Depressão e Ansiedade em tempos de Coronavírus

Como as pessoas que já enfrentam fobias e transtornos psicológicos estão lidando com a pandemia

A pandemia de Coronavírus está afetando não só a saúde física, mas também a saúde psicológica e emocional de muitas pessoas. Aproximadamente 5,8% da população brasileira sofre de depressão – um total de 11,5 milhões de casos e cerca de 18,6 milhões convivem com o transtorno de ansiedade, segundo a Organização Mundial de Saúde (OMS). E para quem já enfrentava esse temor excessivo diariamente, o período de quarentena não tem ajudado. O avanço da tecnologia faz com que as notícias se propaguem muito rapidamente, e o excesso de informação em tempo real gera uma sensação de proximidade com o perigo.

“Não posso ficar com a cabeça vazia e nem assistir ao noticiário.

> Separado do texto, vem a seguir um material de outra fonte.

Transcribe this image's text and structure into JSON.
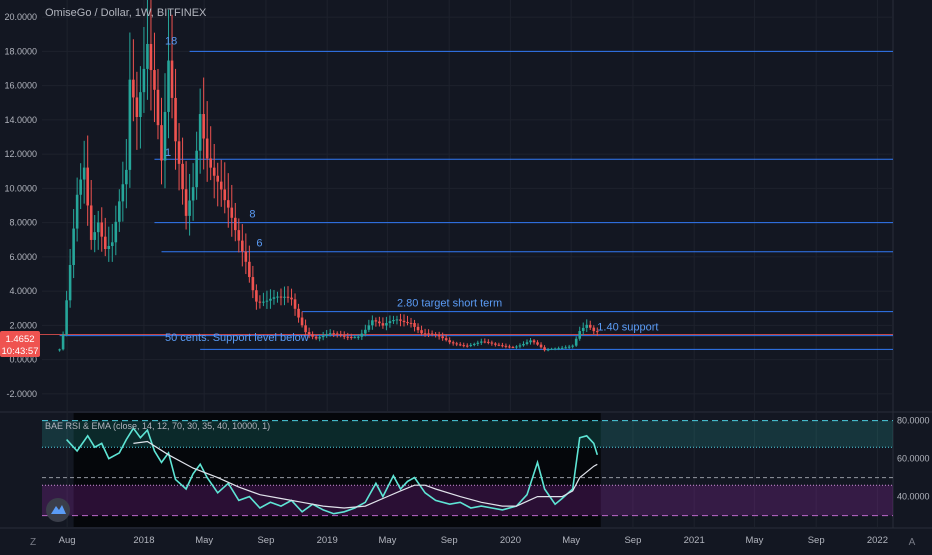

Tento equilibrar tudo o que está acontecendo para controlar as minhas crises”, afirma Letícia Pereira, que no momento está desempregada e faz tratamento para ansiedade e depressão há algum tempo. “Precisei mudar as minhas medicações. As crises passaram a ser muito frequentes e a medicação que eu tomava já não fazia mais efeito”, conta a jovem de 25 anos. Ela reitera: “Às vezes fico completamente desesperada”.

O período de incertezas, o medo de contrair o vírus ou de perder um ente querido é potencializado com os efeitos do isolamento social. A psicóloga Katiely Rodrigues, formada pela Universidade Católica de Brasília, assegura: “A solidão age como vilão para aqueles que sofrem destas doenças, pois o isolamento social aumenta o risco de pensamentos contínuos em situações problema, desta forma não há alívio ou descontração”.

Em tempos de isolamento, os aplicativos de mensagens têm sido um aliado para amenizar a solidão e uma tentativa de normalizar a rotina do analista de sistemas Vinicius Silva, de 39 anos. “Em alguns dias eu me sinto esmagado por tudo que está acontecendo. Mas, sempre que é possível e estou minimamente bem, tento apoiar meus amigos e familiares. E isso acaba me ajudando também, pois percebo que, apesar de tudo, ainda tenho alguma força para ajudá-los de alguma forma. Então, é algo que acaba retornando de forma positiva para mim também”.

As plataformas e os aplicativos de chamada de vídeo se tornaram uma alternativa viável e muito procurada para aproximar pessoas e possibilitar discussões. De acordo com pesquisas da App Annie, aplicativos de videochamadas receberam 62 milhões de downloads apenas durante a primeira semana de março. Ainda de acordo com as recomendações da OMS, as consultas psicológicas só estão sendo realizadas via online.

A fim de amenizar esse distanciamento, a psicóloga reforça: “É necessário que alimentemos nossa mente com coisas agradáveis, que propiciem maior tranquilidade e bem estar. O ambiente virtual pode ser aliado daqueles que estão solitários neste período de quarentena, vale ressaltar que é o equilíbrio na utilização que fará diferença”.

As mudanças no ritmo das relações sociais serão afetadas após a pandemia. A profissional também fala sobre a possibilidade de um melindre entre o contato interpessoal e o medo excessivo quanto ao ambiente e a ansiedade: “Todos estes aumentam os gatilhos e sintomatologia das fobias, além de potencializarem o aumento na síndrome do pânico”.